What online GP consultations can and can't do, what the 2025 rule changes mean, and the red flags that separate safe providers from risky ones.

Quick answer: UK online doctors can assess, advise and prescribe when remote care is clinically safe — using registered GMC clinicians and GPhC pharmacies. Since 2025, high-risk medicines need extra verification. Safe services may decline you; unsafe ones guarantee prescriptions.

Online consultations have become a normal part of UK healthcare — but the quality gap between providers is wide, and since 2025 the rules have tightened considerably. Here’s how to use online care well, and how to spot the services worth trusting.

What do online doctors do well?

Advice and assessment for everyday conditions, skin problems (often helped by photos), travel health, contraception, medication reviews, private fit notes, and referrals. For many issues, a video or structured online assessment is clinically equivalent to sitting in a consulting room — and considerably faster.

Sanara focuses on programme-based care (weight, men’s and women’s health) with pharmacy supply where appropriate — see programmes.

What shouldn’t online doctors do?

Anything needing hands-on examination, emergencies, and conditions where a remote assessment can’t be made safely. A trustworthy clinician will say “you need to be seen in person for this” — and that honesty is itself a quality signal.

What changed in 2025?

UK pharmacy regulation now requires that, for higher-risk prescription medicines supplied online, the prescriber independently verifies your information rather than relying on a questionnaire alone — through two-way conversation, records, or your GP.

So a proper service may ask to speak with you, request confirmation of details, or ask consent to contact your GP. That friction is the system working.

What are the red flags?

Be wary of any site that:

  • Lets you choose a prescription medicine and check out like buying socks
  • Advertises prescription-only medicines by name with prices
  • Has no named, register-checkable clinicians
  • Has no UK pharmacy registration displayed
  • Guarantees approval

Legitimate UK providers display their GPhC pharmacy number and their clinicians’ GMC/GPhC numbers — and you can verify both on the public registers in under a minute.

Read our full online pharmacy checklist.

What are the green flags?

Named clinicians with register numbers, a clear “you may not be approved” message, refund-if-declined policies, GP-sharing options, and visible safety screening.

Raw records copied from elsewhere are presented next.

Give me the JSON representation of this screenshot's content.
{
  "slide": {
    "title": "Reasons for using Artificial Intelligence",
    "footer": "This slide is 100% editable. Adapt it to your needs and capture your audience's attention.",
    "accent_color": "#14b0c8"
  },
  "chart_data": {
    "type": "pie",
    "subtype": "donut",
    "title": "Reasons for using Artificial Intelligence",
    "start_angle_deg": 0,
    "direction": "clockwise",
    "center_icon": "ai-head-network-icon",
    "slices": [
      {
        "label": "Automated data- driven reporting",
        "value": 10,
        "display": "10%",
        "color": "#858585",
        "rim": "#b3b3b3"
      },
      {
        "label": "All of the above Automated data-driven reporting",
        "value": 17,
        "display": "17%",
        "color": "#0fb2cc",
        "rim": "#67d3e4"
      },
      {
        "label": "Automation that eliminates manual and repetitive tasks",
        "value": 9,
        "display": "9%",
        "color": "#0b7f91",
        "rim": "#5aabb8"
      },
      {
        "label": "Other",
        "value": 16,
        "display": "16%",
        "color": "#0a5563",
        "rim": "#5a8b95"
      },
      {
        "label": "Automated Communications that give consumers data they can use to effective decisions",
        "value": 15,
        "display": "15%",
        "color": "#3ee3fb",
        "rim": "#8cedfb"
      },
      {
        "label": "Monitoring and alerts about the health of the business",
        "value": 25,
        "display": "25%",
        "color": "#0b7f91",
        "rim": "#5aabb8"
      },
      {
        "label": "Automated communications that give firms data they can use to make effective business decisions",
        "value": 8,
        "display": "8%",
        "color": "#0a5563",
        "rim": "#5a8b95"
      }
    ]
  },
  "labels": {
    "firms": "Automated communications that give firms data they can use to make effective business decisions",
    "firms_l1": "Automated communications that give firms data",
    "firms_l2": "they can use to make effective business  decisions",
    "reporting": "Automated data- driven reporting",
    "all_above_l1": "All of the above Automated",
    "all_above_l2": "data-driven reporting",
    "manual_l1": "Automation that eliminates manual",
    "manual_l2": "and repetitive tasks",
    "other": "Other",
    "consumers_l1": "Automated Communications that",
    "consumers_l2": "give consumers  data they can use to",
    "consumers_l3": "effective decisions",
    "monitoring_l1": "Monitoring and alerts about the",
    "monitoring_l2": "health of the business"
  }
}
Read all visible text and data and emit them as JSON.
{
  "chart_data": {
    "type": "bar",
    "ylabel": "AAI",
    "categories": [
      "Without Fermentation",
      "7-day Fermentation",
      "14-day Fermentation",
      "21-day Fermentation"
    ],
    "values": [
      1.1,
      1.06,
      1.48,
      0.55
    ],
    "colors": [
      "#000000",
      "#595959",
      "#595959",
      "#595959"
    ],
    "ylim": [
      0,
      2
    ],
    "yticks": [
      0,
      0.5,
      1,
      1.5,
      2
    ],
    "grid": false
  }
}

The best services are slightly slower than the worst ones — by design.

Next steps

Explore how Sanara works or start an assessment for programme-based care with discreet UK delivery.

Frequently asked questions

Can online doctors prescribe medicine in the UK?

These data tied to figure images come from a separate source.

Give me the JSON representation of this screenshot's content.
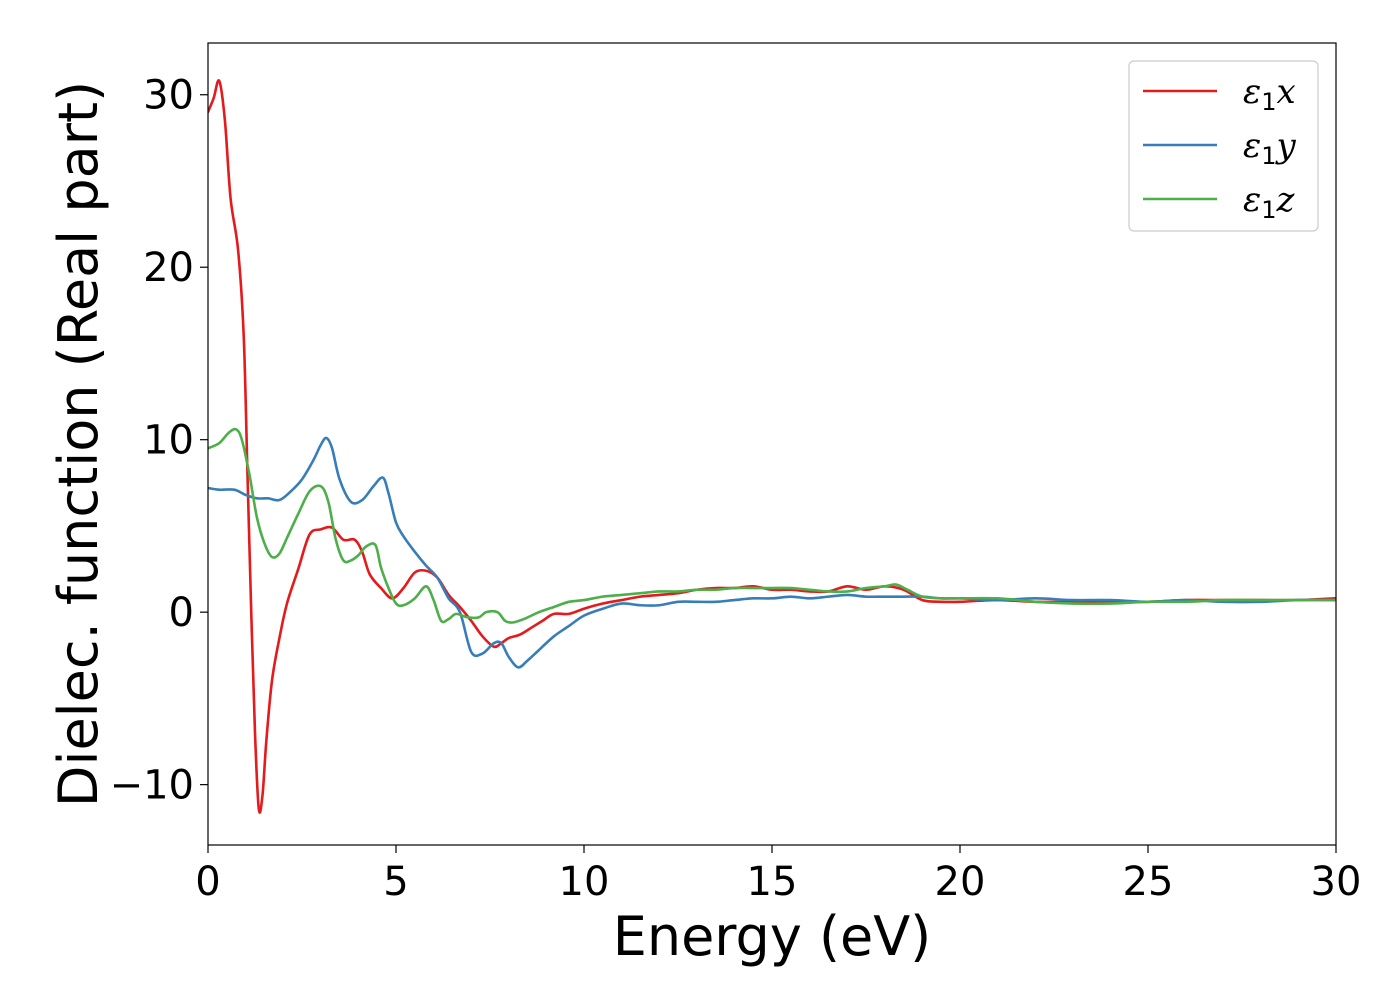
{
  "chart_data": {
    "type": "line",
    "title": "",
    "xlabel": "Energy (eV)",
    "ylabel": "Dielec. function (Real part)",
    "xlim": [
      0,
      30
    ],
    "ylim": [
      -13.5,
      33
    ],
    "xticks": [
      0,
      5,
      10,
      15,
      20,
      25,
      30
    ],
    "xtick_labels": [
      "0",
      "5",
      "10",
      "15",
      "20",
      "25",
      "30"
    ],
    "yticks": [
      -10,
      0,
      10,
      20,
      30
    ],
    "ytick_labels": [
      "−10",
      "0",
      "10",
      "20",
      "30"
    ],
    "grid": false,
    "legend_position": "top-right",
    "series": [
      {
        "name": "ε1x",
        "legend_base": "ε",
        "legend_sub": "1",
        "legend_var": "x",
        "color": "#e41a1c",
        "x": [
          0,
          0.15,
          0.3,
          0.45,
          0.6,
          0.8,
          0.95,
          1.05,
          1.15,
          1.25,
          1.35,
          1.45,
          1.55,
          1.7,
          1.9,
          2.1,
          2.4,
          2.7,
          3.0,
          3.3,
          3.6,
          3.9,
          4.1,
          4.3,
          4.6,
          4.9,
          5.2,
          5.5,
          5.8,
          6.1,
          6.4,
          6.7,
          7.0,
          7.3,
          7.6,
          7.8,
          8.0,
          8.3,
          8.6,
          8.9,
          9.2,
          9.6,
          10.0,
          10.5,
          11.0,
          11.5,
          12.0,
          12.5,
          13.0,
          13.5,
          14.0,
          14.5,
          15.0,
          15.5,
          16.0,
          16.5,
          17.0,
          17.5,
          18.0,
          18.5,
          19.0,
          19.5,
          20.0,
          21.0,
          22.0,
          23.0,
          24.0,
          25.0,
          26.0,
          27.0,
          28.0,
          29.0,
          30.0
        ],
        "y": [
          29,
          29.8,
          30.8,
          28.5,
          24,
          21,
          16,
          8,
          0,
          -7,
          -11.4,
          -10.6,
          -7.5,
          -4,
          -1.5,
          0.5,
          2.5,
          4.5,
          4.8,
          4.9,
          4.2,
          4.2,
          3.5,
          2.2,
          1.4,
          0.8,
          1.4,
          2.3,
          2.4,
          2.0,
          1.0,
          0.3,
          -0.5,
          -1.4,
          -2.0,
          -1.8,
          -1.5,
          -1.3,
          -0.9,
          -0.5,
          -0.1,
          -0.1,
          0.2,
          0.5,
          0.7,
          0.9,
          1.0,
          1.1,
          1.3,
          1.4,
          1.4,
          1.5,
          1.3,
          1.3,
          1.2,
          1.2,
          1.5,
          1.3,
          1.5,
          1.3,
          0.7,
          0.6,
          0.6,
          0.7,
          0.6,
          0.6,
          0.6,
          0.6,
          0.7,
          0.7,
          0.7,
          0.7,
          0.8
        ]
      },
      {
        "name": "ε1y",
        "legend_base": "ε",
        "legend_sub": "1",
        "legend_var": "y",
        "color": "#377eb8",
        "x": [
          0,
          0.3,
          0.7,
          1.0,
          1.3,
          1.6,
          1.9,
          2.2,
          2.5,
          2.8,
          3.0,
          3.15,
          3.3,
          3.5,
          3.8,
          4.1,
          4.4,
          4.65,
          4.8,
          5.0,
          5.2,
          5.5,
          5.8,
          6.1,
          6.4,
          6.7,
          7.0,
          7.3,
          7.6,
          7.8,
          8.0,
          8.25,
          8.5,
          8.8,
          9.2,
          9.6,
          10.0,
          10.5,
          11.0,
          11.5,
          12.0,
          12.5,
          13.0,
          13.5,
          14.0,
          14.5,
          15.0,
          15.5,
          16.0,
          16.5,
          17.0,
          17.5,
          18.0,
          18.5,
          19.0,
          19.5,
          20.0,
          21.0,
          22.0,
          23.0,
          24.0,
          25.0,
          26.0,
          27.0,
          28.0,
          29.0,
          30.0
        ],
        "y": [
          7.2,
          7.1,
          7.1,
          6.8,
          6.6,
          6.6,
          6.5,
          7.0,
          7.7,
          8.8,
          9.7,
          10.1,
          9.5,
          7.7,
          6.4,
          6.5,
          7.3,
          7.8,
          6.9,
          5.2,
          4.4,
          3.5,
          2.7,
          2.0,
          0.8,
          0.0,
          -2.3,
          -2.4,
          -1.8,
          -1.8,
          -2.6,
          -3.2,
          -2.8,
          -2.2,
          -1.4,
          -0.8,
          -0.2,
          0.2,
          0.5,
          0.4,
          0.4,
          0.6,
          0.6,
          0.6,
          0.7,
          0.8,
          0.8,
          0.9,
          0.8,
          0.9,
          1.0,
          0.9,
          0.9,
          0.9,
          0.9,
          0.8,
          0.8,
          0.7,
          0.8,
          0.7,
          0.7,
          0.6,
          0.7,
          0.6,
          0.6,
          0.7,
          0.7
        ]
      },
      {
        "name": "ε1z",
        "legend_base": "ε",
        "legend_sub": "1",
        "legend_var": "z",
        "color": "#4daf4a",
        "x": [
          0,
          0.3,
          0.55,
          0.75,
          0.9,
          1.1,
          1.3,
          1.5,
          1.7,
          1.9,
          2.1,
          2.4,
          2.7,
          3.0,
          3.2,
          3.4,
          3.6,
          3.8,
          4.0,
          4.2,
          4.45,
          4.6,
          4.8,
          5.0,
          5.2,
          5.5,
          5.8,
          6.0,
          6.2,
          6.4,
          6.6,
          6.9,
          7.2,
          7.4,
          7.7,
          7.9,
          8.1,
          8.4,
          8.8,
          9.2,
          9.6,
          10.0,
          10.5,
          11.0,
          11.5,
          12.0,
          12.5,
          13.0,
          13.5,
          14.0,
          14.5,
          15.0,
          15.5,
          16.0,
          16.5,
          17.0,
          17.5,
          18.0,
          18.3,
          18.6,
          19.0,
          19.5,
          20.0,
          21.0,
          22.0,
          23.0,
          24.0,
          25.0,
          26.0,
          27.0,
          28.0,
          29.0,
          30.0
        ],
        "y": [
          9.5,
          9.8,
          10.4,
          10.6,
          10.0,
          8.0,
          5.5,
          4.0,
          3.2,
          3.4,
          4.3,
          5.7,
          7.0,
          7.3,
          6.4,
          4.2,
          3.0,
          3.0,
          3.3,
          3.8,
          3.9,
          2.6,
          1.4,
          0.5,
          0.4,
          0.8,
          1.5,
          0.7,
          -0.5,
          -0.4,
          -0.1,
          -0.3,
          -0.3,
          0.0,
          0.0,
          -0.5,
          -0.6,
          -0.4,
          0.0,
          0.3,
          0.6,
          0.7,
          0.9,
          1.0,
          1.1,
          1.2,
          1.2,
          1.3,
          1.3,
          1.4,
          1.4,
          1.4,
          1.4,
          1.3,
          1.2,
          1.2,
          1.4,
          1.5,
          1.6,
          1.3,
          0.9,
          0.8,
          0.8,
          0.8,
          0.6,
          0.5,
          0.5,
          0.6,
          0.6,
          0.7,
          0.7,
          0.7,
          0.7
        ]
      }
    ]
  }
}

Yes — registered GMC doctors and independent prescribers can prescribe after a proper assessment when remote care is safe. They must not prescribe when an examination is required or when verification standards for high-risk medicines aren't met.

What changed for online prescribing in the UK in 2025?

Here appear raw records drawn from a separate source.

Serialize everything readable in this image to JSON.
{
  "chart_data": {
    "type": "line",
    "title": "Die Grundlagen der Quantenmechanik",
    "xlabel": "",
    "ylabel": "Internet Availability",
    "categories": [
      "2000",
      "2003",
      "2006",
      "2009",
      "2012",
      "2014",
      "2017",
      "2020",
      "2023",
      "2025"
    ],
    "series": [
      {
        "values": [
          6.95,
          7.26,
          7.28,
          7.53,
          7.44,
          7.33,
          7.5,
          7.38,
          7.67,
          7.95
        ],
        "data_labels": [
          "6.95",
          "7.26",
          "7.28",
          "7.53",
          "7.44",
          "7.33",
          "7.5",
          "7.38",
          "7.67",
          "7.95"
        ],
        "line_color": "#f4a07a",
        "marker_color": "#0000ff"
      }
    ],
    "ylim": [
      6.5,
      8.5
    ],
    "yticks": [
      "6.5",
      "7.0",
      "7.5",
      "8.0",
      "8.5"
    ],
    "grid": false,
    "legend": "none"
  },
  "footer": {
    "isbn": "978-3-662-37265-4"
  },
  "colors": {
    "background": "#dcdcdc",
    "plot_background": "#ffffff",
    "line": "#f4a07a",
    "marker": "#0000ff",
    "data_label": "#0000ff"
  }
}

Regulators tightened rules for higher-risk online medicines — especially weight-loss injections — requiring prescribers to independently verify patient information rather than relying on questionnaires alone.

Are online doctor consultations safe?

Safe when provided by registered clinicians through GPhC-regulated pharmacies with clear limits on what can be managed remotely. Unsafe when prescriptions are guaranteed without assessment or sold like retail products.

What can online GPs not treat?

Emergencies, conditions needing physical examination, suspected serious pathology, and some mental health crises require in-person or urgent care. Good online clinicians say no when remote care isn't safe.